Bottom line, we are once again reminded of the saying… “before you climb the ladder, make sure it is leaning up against the right tree.”
Here we find a thematic ETF that did precisely what it was supposed to do, except perhaps follow it’s own ESG guidelines with FLIR.
Unfortunately though, more and more I believe that this fund and the theme is a solution in search of a problem.
IF you want to have exposure to this sector specifically, yes, I do prefer ROBO over BOTZ, however I would want to look at ROBT before making a decision.
For most investors however I continue to believe that it would be best to drill down to no deeper than a broad, actively managed “technology” fund such as the Putnam mutual fund we looked at above.

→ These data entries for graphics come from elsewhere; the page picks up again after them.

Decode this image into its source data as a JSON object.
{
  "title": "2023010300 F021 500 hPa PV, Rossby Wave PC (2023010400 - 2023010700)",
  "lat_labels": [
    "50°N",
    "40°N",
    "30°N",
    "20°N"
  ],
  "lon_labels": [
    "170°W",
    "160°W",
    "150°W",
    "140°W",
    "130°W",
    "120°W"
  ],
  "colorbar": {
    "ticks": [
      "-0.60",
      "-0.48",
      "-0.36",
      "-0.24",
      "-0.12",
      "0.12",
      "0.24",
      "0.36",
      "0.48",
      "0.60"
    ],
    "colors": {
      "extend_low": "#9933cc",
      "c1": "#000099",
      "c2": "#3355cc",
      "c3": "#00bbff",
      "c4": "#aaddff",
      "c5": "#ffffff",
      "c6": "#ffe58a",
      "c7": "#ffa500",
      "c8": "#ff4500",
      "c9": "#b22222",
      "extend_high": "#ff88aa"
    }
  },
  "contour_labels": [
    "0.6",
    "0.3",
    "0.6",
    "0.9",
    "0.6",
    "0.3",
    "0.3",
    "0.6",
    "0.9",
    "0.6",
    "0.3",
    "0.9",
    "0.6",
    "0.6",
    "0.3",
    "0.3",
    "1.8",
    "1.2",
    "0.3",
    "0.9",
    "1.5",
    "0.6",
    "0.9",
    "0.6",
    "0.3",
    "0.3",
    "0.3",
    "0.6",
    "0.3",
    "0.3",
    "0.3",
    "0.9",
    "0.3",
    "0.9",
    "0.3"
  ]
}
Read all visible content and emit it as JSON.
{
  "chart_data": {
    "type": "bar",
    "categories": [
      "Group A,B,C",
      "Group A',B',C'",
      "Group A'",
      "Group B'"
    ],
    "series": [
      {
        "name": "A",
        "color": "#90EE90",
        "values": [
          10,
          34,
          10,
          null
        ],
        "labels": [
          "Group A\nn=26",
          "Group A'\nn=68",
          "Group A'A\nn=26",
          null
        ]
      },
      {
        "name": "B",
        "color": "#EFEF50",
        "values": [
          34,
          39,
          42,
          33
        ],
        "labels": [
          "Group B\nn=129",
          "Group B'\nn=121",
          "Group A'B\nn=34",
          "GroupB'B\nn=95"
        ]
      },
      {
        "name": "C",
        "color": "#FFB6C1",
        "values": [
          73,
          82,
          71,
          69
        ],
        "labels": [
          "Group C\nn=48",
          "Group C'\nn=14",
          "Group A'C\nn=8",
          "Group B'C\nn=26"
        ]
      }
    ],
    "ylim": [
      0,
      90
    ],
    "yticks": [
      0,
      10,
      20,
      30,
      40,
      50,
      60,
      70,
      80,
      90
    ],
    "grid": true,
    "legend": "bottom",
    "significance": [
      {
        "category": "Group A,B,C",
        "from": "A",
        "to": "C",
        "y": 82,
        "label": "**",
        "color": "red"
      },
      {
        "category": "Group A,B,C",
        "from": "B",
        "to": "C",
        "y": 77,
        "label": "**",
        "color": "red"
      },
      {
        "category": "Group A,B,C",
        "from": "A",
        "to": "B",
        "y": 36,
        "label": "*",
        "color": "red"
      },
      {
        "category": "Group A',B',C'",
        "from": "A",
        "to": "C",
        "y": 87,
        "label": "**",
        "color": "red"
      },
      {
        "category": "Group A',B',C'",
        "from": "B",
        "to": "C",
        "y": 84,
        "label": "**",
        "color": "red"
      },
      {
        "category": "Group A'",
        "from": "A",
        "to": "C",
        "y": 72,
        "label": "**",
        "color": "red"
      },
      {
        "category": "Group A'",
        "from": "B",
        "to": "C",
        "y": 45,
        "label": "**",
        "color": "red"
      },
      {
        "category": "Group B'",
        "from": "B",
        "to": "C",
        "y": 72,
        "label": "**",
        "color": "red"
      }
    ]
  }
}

We have simply not seen any proof over any time period that the robotics ETFs can meaningfully outperform broader technology funds or even the underlying ACWI.
For all of these reasons, despite being a very interesting product in a very interesting space, I will continue to follow it and can certainly see reasons for someone investing in it, although I would not be investing my own money in the fund.
Thanks for reading! I hope that was helpful and look forward to your questions or comments.
Disclosure: I/we have no positions in any stocks mentioned, and no plans to initiate any positions within the next 72 hours. I wrote this article myself, and it expresses my own opinions. I am not receiving compensation for it (other than from Seeking Alpha). I have no business relationship with any company whose stock is mentioned in this article.